Renaissance GroupA Super Structures company
Working Together

Who Does What: Roles, Contributions & the Management Committee

# Who Does What: Roles, Contributions & the Management Committee A JV succeeds or fails on **clarity** — who is responsible for what, and who decides. Sort this out *before* the first shovel. ## Contributions: what each partner brings Spell these out in dollars and specifics: - **Capital / working capital** — cash to fund early costs before the owner pays. - **Bonding** — whose surety bonds the job, and how the indemnity is shared. - **Equipment** — owned or rented, and at what rate the JV "pays" the owner of it. - **Key personnel** — the project manager, superintendent, estimator, safety lead — by name. - **Licenses & qualifications** — whose contractor license and past performance qualify the team. ## The management committee Most JVs are run by a **management (policy) committee** with members from each partner.
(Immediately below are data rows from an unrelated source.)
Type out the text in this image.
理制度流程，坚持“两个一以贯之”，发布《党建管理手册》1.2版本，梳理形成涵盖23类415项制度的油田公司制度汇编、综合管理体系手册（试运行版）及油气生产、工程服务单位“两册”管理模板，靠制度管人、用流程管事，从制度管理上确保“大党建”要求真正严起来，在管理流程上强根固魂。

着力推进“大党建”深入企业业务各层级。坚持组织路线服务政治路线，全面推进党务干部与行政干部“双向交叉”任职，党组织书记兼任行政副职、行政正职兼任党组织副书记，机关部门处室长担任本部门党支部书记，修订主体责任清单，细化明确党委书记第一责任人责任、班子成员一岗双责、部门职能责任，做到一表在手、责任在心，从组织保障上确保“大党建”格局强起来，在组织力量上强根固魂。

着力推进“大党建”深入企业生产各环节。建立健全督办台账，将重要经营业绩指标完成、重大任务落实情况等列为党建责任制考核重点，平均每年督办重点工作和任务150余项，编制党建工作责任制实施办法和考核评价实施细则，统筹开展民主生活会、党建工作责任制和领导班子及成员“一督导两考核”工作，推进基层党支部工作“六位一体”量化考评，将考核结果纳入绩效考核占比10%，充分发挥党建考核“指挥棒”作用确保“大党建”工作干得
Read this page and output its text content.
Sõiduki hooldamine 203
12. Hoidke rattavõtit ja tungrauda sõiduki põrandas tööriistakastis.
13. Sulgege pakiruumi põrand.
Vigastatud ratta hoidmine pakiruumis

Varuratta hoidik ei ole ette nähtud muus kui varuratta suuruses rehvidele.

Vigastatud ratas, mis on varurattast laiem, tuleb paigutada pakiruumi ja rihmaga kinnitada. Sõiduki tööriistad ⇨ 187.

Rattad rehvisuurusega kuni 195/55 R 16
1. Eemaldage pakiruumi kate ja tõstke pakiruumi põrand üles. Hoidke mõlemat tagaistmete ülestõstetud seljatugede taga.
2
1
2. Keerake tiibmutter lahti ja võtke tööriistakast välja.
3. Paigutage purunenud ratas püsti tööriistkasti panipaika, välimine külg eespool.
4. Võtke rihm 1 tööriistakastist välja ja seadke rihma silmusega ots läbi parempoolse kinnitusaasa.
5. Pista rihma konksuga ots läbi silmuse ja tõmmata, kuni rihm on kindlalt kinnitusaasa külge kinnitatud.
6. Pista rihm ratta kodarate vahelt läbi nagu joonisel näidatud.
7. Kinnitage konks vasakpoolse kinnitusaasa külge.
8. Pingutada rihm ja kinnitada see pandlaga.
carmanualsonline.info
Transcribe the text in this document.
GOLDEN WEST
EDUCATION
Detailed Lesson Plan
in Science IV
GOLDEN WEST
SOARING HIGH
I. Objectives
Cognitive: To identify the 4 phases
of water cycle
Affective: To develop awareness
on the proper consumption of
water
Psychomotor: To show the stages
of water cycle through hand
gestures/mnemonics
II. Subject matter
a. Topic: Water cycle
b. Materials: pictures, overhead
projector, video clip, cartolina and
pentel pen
It sets budgets, approves major change orders and claims, hires/fires key staff, and resolves disputes. Voting is often tied to participation %, but **major decisions are frequently made unanimous** to protect the minority partner. ## The sponsor / managing partner One partner is usually the **sponsor** (managing partner) who: - Holds the JV bank account and keeps the books. - Is the main point of contact with the owner. - Runs day-to-day field operations. The other partner still has committee oversight and audit rights — being the non-sponsor doesn't mean being in the dark. ## Sharing people without friction The fastest way to sour a JV is confusion over staff. Good agreements state: who each key person reports to, whose payroll they're on, and how their cost is charged to the JV. Put it in writing. **Takeaway:** Spell out every contribution and decision in writing — vagueness is what sinks joint ventures.